Mulai dari Kuil Fangyang, jalanan menjadi buruk dan saya mulai berjalan. Satu bagiannya bukan jalan. Untungnya, hujan berangsur-angsur berhenti, yang membuat orang merasa lebih nyaman. Tetapi jalan di pegunungan sangat tidak berdaya, saya telah melihat Kuil Ping An dari kejauhan, tetapi saya masih berjalan selama dua jam lagi. Dan sejak itu, saya ikut runtuh lima pasang surut, dan tidak ada lagi air minum. Saya berangsur-angsur berubah dari yang pertama ke yang terakhir. Terima kasih atas dorongan Mengmeng dan pohonnya, sebaliknya pada saat itu Saya sangat ingin menyerah.

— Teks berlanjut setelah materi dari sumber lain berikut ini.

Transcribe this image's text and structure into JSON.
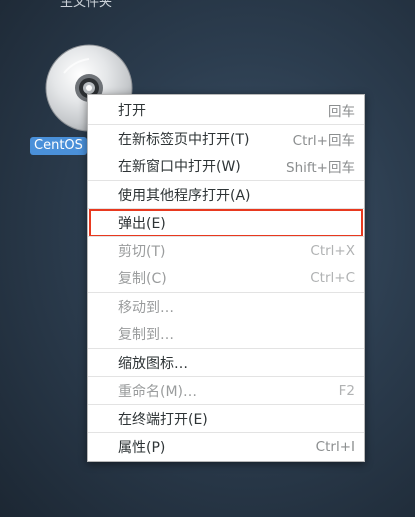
{
  "desktop": {
    "top_label": "主文件夹",
    "disc_label": "CentOS"
  },
  "context_menu": {
    "items": [
      {
        "label": "打开",
        "shortcut": "回车",
        "enabled": true
      },
      {
        "label": "在新标签页中打开(T)",
        "shortcut": "Ctrl+回车",
        "enabled": true
      },
      {
        "label": "在新窗口中打开(W)",
        "shortcut": "Shift+回车",
        "enabled": true
      },
      {
        "label": "使用其他程序打开(A)",
        "shortcut": "",
        "enabled": true
      },
      {
        "label": "弹出(E)",
        "shortcut": "",
        "enabled": true,
        "highlighted": true
      },
      {
        "label": "剪切(T)",
        "shortcut": "Ctrl+X",
        "enabled": false
      },
      {
        "label": "复制(C)",
        "shortcut": "Ctrl+C",
        "enabled": false
      },
      {
        "label": "移动到…",
        "shortcut": "",
        "enabled": false
      },
      {
        "label": "复制到…",
        "shortcut": "",
        "enabled": false
      },
      {
        "label": "缩放图标…",
        "shortcut": "",
        "enabled": true
      },
      {
        "label": "重命名(M)…",
        "shortcut": "F2",
        "enabled": false
      },
      {
        "label": "在终端打开(E)",
        "shortcut": "",
        "enabled": true
      },
      {
        "label": "属性(P)",
        "shortcut": "Ctrl+I",
        "enabled": true
      }
    ]
  },
  "colors": {
    "selection_label": "#4a90d9",
    "highlight_box": "#e8391f"
  }
}
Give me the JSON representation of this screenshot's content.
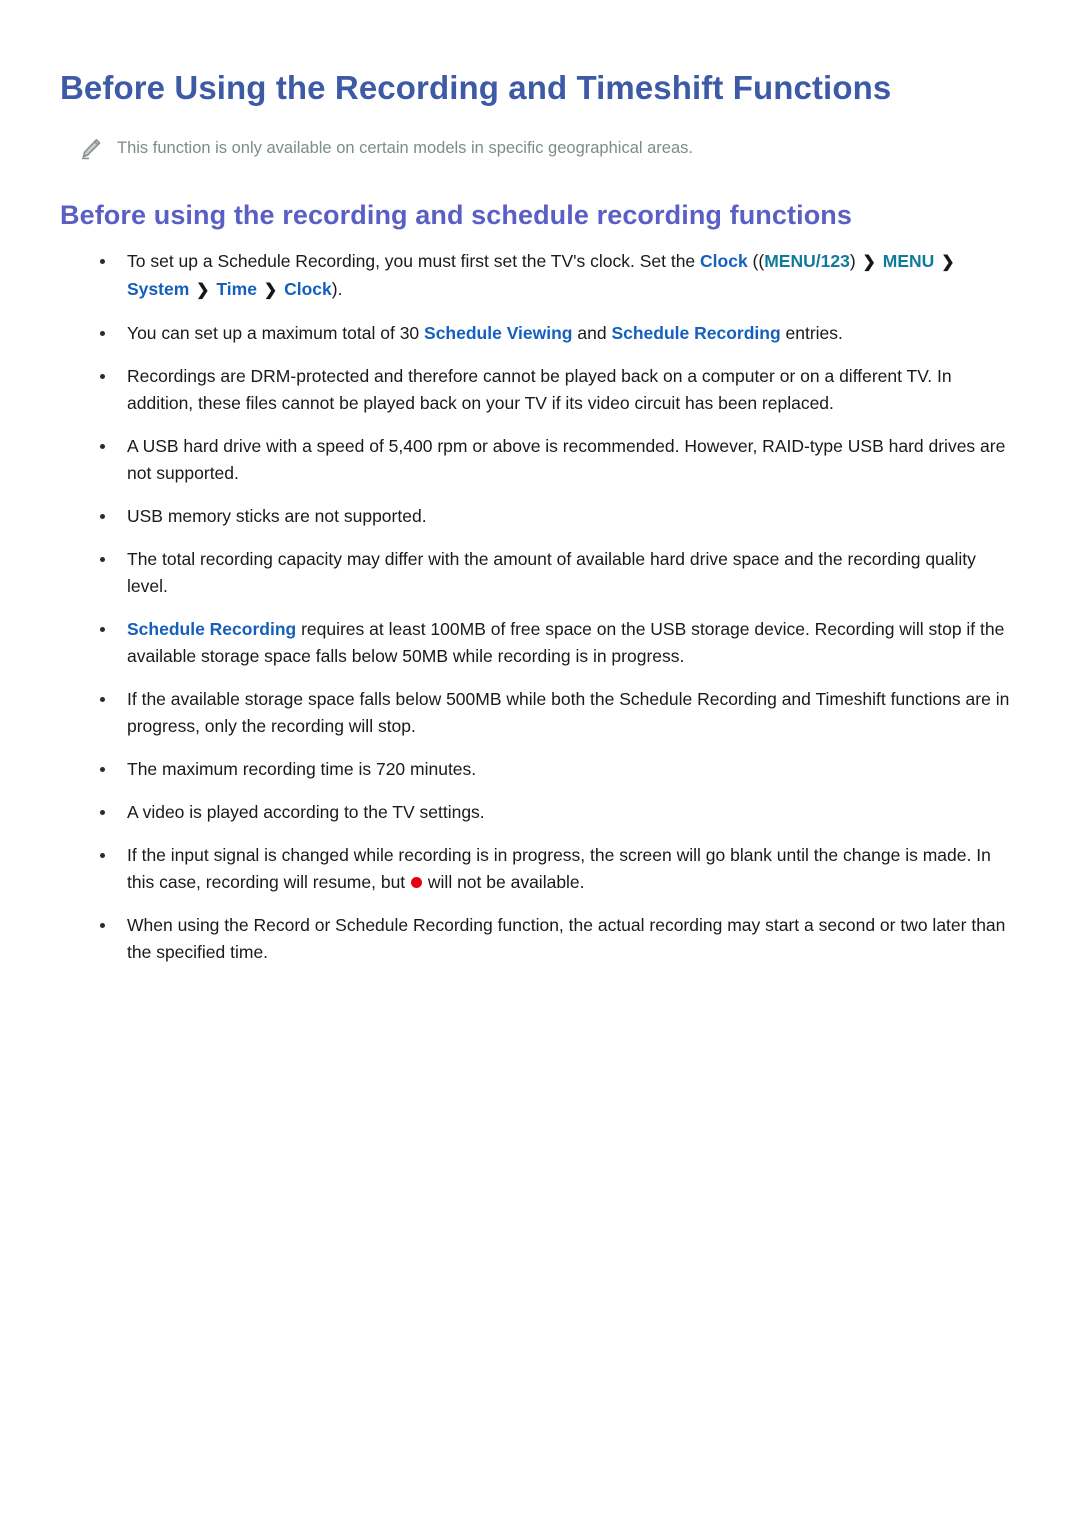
{
  "document": {
    "title": "Before Using the Recording and Timeshift Functions",
    "note": {
      "icon": "pencil-icon",
      "text": "This function is only available on certain models in specific geographical areas."
    },
    "section": {
      "heading": "Before using the recording and schedule recording functions"
    }
  },
  "colors": {
    "page_title": "#3d5aa6",
    "section_heading": "#5a5fc6",
    "keyword_blue": "#1560bd",
    "keyword_teal": "#0f7b9c",
    "note_text": "#7c8c8c",
    "body_text": "#1a1a1a",
    "record_dot": "#e60012",
    "background": "#ffffff"
  },
  "bullets": [
    {
      "id": "clock-setup",
      "parts": [
        {
          "type": "text",
          "value": "To set up a Schedule Recording, you must first set the TV's clock. Set the "
        },
        {
          "type": "kw-blue",
          "value": "Clock"
        },
        {
          "type": "text",
          "value": " (("
        },
        {
          "type": "kw-teal",
          "value": "MENU/123"
        },
        {
          "type": "text",
          "value": ") "
        },
        {
          "type": "chevron",
          "value": "❯"
        },
        {
          "type": "text",
          "value": " "
        },
        {
          "type": "kw-teal",
          "value": "MENU"
        },
        {
          "type": "text",
          "value": " "
        },
        {
          "type": "chevron",
          "value": "❯"
        },
        {
          "type": "text",
          "value": " "
        },
        {
          "type": "kw-blue",
          "value": "System"
        },
        {
          "type": "text",
          "value": " "
        },
        {
          "type": "chevron",
          "value": "❯"
        },
        {
          "type": "text",
          "value": " "
        },
        {
          "type": "kw-blue",
          "value": "Time"
        },
        {
          "type": "text",
          "value": " "
        },
        {
          "type": "chevron",
          "value": "❯"
        },
        {
          "type": "text",
          "value": " "
        },
        {
          "type": "kw-blue",
          "value": "Clock"
        },
        {
          "type": "text",
          "value": ")."
        }
      ]
    },
    {
      "id": "max-entries",
      "parts": [
        {
          "type": "text",
          "value": "You can set up a maximum total of 30 "
        },
        {
          "type": "kw-blue",
          "value": "Schedule Viewing"
        },
        {
          "type": "text",
          "value": " and "
        },
        {
          "type": "kw-blue",
          "value": "Schedule Recording"
        },
        {
          "type": "text",
          "value": " entries."
        }
      ]
    },
    {
      "id": "drm-protected",
      "parts": [
        {
          "type": "text",
          "value": "Recordings are DRM-protected and therefore cannot be played back on a computer or on a different TV. In addition, these files cannot be played back on your TV if its video circuit has been replaced."
        }
      ]
    },
    {
      "id": "usb-hard-drive",
      "parts": [
        {
          "type": "text",
          "value": "A USB hard drive with a speed of 5,400 rpm or above is recommended. However, RAID-type USB hard drives are not supported."
        }
      ]
    },
    {
      "id": "usb-memory-sticks",
      "parts": [
        {
          "type": "text",
          "value": "USB memory sticks are not supported."
        }
      ]
    },
    {
      "id": "recording-capacity",
      "parts": [
        {
          "type": "text",
          "value": "The total recording capacity may differ with the amount of available hard drive space and the recording quality level."
        }
      ]
    },
    {
      "id": "free-space-requirement",
      "parts": [
        {
          "type": "kw-blue",
          "value": "Schedule Recording"
        },
        {
          "type": "text",
          "value": " requires at least 100MB of free space on the USB storage device. Recording will stop if the available storage space falls below 50MB while recording is in progress."
        }
      ]
    },
    {
      "id": "timeshift-500mb",
      "parts": [
        {
          "type": "text",
          "value": "If the available storage space falls below 500MB while both the Schedule Recording and Timeshift functions are in progress, only the recording will stop."
        }
      ]
    },
    {
      "id": "max-recording-time",
      "parts": [
        {
          "type": "text",
          "value": "The maximum recording time is 720 minutes."
        }
      ]
    },
    {
      "id": "video-playback-settings",
      "parts": [
        {
          "type": "text",
          "value": "A video is played according to the TV settings."
        }
      ]
    },
    {
      "id": "input-signal-change",
      "parts": [
        {
          "type": "text",
          "value": "If the input signal is changed while recording is in progress, the screen will go blank until the change is made. In this case, recording will resume, but "
        },
        {
          "type": "record-dot",
          "value": ""
        },
        {
          "type": "text",
          "value": " will not be available."
        }
      ]
    },
    {
      "id": "recording-start-delay",
      "parts": [
        {
          "type": "text",
          "value": "When using the Record or Schedule Recording function, the actual recording may start a second or two later than the specified time."
        }
      ]
    }
  ]
}
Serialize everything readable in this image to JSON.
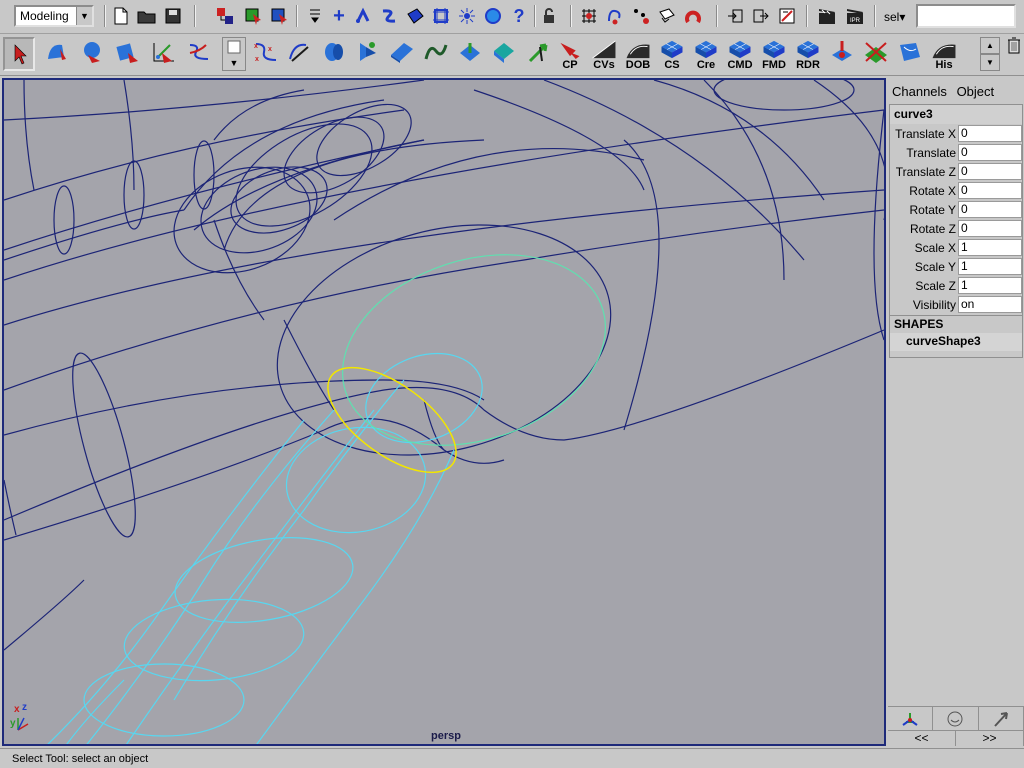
{
  "statusline": {
    "mode": "Modeling",
    "sel_label": "sel▾",
    "sel_input_value": ""
  },
  "shelf": {
    "labeled_buttons": [
      {
        "label": "CP"
      },
      {
        "label": "CVs"
      },
      {
        "label": "DOB"
      },
      {
        "label": "CS"
      },
      {
        "label": "Cre"
      },
      {
        "label": "CMD"
      },
      {
        "label": "FMD"
      },
      {
        "label": "RDR"
      },
      {
        "label": "His"
      }
    ]
  },
  "viewport": {
    "camera_label": "persp",
    "axis_x": "x",
    "axis_y": "y",
    "axis_z": "z"
  },
  "channelbox": {
    "menu_channels": "Channels",
    "menu_object": "Object",
    "object_name": "curve3",
    "attributes": [
      {
        "name": "Translate X",
        "value": "0"
      },
      {
        "name": "Translate",
        "value": "0"
      },
      {
        "name": "Translate Z",
        "value": "0"
      },
      {
        "name": "Rotate X",
        "value": "0"
      },
      {
        "name": "Rotate Y",
        "value": "0"
      },
      {
        "name": "Rotate Z",
        "value": "0"
      },
      {
        "name": "Scale X",
        "value": "1"
      },
      {
        "name": "Scale Y",
        "value": "1"
      },
      {
        "name": "Scale Z",
        "value": "1"
      },
      {
        "name": "Visibility",
        "value": "on"
      }
    ],
    "shapes_header": "SHAPES",
    "shape_name": "curveShape3",
    "nav_prev": "<<",
    "nav_next": ">>"
  },
  "helpline": {
    "text": "Select Tool: select an object"
  },
  "colors": {
    "viewport_bg": "#a4a4ab",
    "wire_dark": "#1c2476",
    "wire_light": "#58d7f0",
    "wire_selected": "#f2e600",
    "wire_green": "#5fe0b0"
  }
}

Di lubang angin tidak jauh dari Kuil Ping'an, saya melihat awan air terjun untuk pertama kalinya dari kejauhan. Rasa kaget dan kagum pada saat itu masih belum terlalu banyak untuk dipikirkan. Saya diam-diam bertanya-tanya bagaimana Sang Pencipta bisa begitu ajaib dan bagaimana mungkin keberuntungan saya bisa begitu. Itu bagus, tapi setelah tiba di Kuil Ping'an, karena lokasinya, tidak mungkin lagi untuk melihatnya dari dekat.